Interpretive Summary: Pesticide degradates can be used as markers for environmental processes that link to agricultural practices. Especially when these degradates can be measured year round in groundwater fed streams and can be tied to nitrate loading. Two such compounds derived from the highly-used herbicide, metolachlor, have this potential; namely MESA and MOXA. Reported here for the first time is a sensitive method to distinguish each unique isomer of both compounds. The isomer-specific method for both compounds was validated for both concentration and isomer peak differences. A selected pair of these isomers was present in unbalanced amounts and they were found to be significantly related to drainage differences across the upper Choptank Watershed in the Delmarva region of Maryland. This information will be useful to scientists studying the fate of chemicals applied to agricultural fields.

Technical Abstract: Single injection, chiral analysis of two abundant metolachlor metabolites, metolachlor ethanesulfonic acid (MESA) and metolachlor oxanilic acid (MOXA), was accomplished using 10 mL of water samples, modified from the original 1 L method for MESA analysis alone. These compounds revealed a temporal stamp corresponding to a conversion from racemic to S-enriched metolachlor that can be used to reduce uncertainty and equifinality in modeling watershed cropland response.

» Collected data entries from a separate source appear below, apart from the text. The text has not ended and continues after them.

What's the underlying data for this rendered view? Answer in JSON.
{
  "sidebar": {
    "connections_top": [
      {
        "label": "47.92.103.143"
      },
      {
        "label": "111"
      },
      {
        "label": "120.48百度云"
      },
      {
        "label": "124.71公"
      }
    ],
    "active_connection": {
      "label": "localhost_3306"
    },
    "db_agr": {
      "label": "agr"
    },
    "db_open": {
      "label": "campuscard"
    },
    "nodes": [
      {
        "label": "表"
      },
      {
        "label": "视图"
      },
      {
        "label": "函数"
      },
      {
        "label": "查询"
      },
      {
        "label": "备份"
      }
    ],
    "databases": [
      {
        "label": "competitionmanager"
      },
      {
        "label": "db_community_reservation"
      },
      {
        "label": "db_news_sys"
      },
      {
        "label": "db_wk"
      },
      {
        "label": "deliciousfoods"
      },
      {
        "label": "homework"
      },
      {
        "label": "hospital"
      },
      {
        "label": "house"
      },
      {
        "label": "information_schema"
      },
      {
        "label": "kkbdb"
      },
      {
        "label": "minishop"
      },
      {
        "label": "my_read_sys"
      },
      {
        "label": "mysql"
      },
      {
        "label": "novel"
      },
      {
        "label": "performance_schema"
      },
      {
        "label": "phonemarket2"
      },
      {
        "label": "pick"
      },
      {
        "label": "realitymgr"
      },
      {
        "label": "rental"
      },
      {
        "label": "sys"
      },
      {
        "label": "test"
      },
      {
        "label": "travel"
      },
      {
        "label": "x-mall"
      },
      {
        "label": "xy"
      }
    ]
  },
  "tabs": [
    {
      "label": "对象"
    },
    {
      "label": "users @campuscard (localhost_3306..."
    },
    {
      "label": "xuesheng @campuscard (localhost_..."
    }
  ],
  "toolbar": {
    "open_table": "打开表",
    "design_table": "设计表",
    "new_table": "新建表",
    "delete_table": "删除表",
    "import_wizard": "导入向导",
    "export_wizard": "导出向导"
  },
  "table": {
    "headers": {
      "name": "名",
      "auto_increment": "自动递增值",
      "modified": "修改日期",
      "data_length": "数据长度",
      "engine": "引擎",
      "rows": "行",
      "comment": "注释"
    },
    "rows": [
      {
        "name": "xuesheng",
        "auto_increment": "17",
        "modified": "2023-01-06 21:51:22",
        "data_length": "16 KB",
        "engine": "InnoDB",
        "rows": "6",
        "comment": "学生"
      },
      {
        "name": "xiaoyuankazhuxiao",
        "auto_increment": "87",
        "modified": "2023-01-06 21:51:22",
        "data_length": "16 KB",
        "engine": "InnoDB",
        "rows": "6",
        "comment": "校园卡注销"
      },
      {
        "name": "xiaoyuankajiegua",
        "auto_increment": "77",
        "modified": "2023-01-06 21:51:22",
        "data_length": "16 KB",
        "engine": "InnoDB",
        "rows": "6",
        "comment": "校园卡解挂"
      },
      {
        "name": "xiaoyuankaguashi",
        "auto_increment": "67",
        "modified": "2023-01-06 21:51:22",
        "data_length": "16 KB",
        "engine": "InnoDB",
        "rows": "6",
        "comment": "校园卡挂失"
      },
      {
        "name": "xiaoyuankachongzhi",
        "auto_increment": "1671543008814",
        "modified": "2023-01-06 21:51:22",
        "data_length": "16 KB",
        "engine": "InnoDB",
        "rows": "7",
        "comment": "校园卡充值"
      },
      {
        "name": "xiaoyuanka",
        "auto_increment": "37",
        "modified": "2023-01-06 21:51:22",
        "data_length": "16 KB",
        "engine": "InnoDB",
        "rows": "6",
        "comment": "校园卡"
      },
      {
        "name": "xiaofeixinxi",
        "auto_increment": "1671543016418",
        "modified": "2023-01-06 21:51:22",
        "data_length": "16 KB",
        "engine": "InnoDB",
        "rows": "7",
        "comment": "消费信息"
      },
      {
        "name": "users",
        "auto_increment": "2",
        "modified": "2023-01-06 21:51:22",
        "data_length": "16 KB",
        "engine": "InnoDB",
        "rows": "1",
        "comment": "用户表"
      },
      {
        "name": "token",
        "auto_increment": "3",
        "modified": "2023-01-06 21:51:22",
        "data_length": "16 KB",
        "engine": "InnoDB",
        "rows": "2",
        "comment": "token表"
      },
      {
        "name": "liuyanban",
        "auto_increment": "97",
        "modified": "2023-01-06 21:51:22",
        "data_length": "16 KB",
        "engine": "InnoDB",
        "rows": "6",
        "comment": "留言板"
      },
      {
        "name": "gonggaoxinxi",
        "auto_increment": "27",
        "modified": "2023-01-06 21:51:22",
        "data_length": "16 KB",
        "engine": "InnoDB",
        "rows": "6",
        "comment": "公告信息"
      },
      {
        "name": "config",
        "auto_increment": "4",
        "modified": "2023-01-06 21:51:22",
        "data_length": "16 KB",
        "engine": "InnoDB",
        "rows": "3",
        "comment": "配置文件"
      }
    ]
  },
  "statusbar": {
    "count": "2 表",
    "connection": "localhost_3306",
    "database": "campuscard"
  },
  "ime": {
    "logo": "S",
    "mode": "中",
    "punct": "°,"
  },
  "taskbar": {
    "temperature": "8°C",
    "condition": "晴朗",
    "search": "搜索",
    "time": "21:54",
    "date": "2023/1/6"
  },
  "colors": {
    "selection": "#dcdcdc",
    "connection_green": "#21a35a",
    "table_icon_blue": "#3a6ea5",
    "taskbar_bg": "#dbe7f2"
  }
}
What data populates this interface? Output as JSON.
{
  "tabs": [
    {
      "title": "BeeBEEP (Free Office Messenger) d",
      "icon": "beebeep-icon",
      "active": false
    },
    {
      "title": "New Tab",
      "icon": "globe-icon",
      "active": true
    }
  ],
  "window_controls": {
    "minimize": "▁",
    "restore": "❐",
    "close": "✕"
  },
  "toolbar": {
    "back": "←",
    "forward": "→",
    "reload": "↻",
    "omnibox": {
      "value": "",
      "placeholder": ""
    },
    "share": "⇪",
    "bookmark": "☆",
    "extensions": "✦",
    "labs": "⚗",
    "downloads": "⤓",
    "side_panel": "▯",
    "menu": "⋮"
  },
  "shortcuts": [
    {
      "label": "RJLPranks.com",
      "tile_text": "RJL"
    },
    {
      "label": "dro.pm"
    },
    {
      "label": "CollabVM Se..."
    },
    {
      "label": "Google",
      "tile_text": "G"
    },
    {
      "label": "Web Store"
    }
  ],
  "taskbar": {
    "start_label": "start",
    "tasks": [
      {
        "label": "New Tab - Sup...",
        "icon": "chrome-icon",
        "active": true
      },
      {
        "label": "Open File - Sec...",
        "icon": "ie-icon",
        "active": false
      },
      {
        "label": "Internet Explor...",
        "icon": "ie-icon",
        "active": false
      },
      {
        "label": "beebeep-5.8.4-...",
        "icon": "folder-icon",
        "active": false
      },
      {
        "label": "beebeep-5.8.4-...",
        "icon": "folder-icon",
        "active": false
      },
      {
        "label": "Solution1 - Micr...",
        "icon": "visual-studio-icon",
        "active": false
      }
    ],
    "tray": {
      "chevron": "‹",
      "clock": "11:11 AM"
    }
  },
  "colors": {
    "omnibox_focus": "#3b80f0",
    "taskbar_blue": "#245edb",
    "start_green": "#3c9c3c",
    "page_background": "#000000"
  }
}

They offer a dual tracer for watershed processing of nitrate that is derived from a common source and provides utility for sampling and consistency in tracing both time-weighted and long-term processes related to hydrology. Six matched grab sample results compared the 1 L and 10 mL procedures with less than a 12% difference. Average recoveries for the 10 mL method were 94% for the four isomers of MOXA and 96% for the three peaks of MESA. The 10 mL method increases the accessibility of this procedure for water age dating on a larger scale.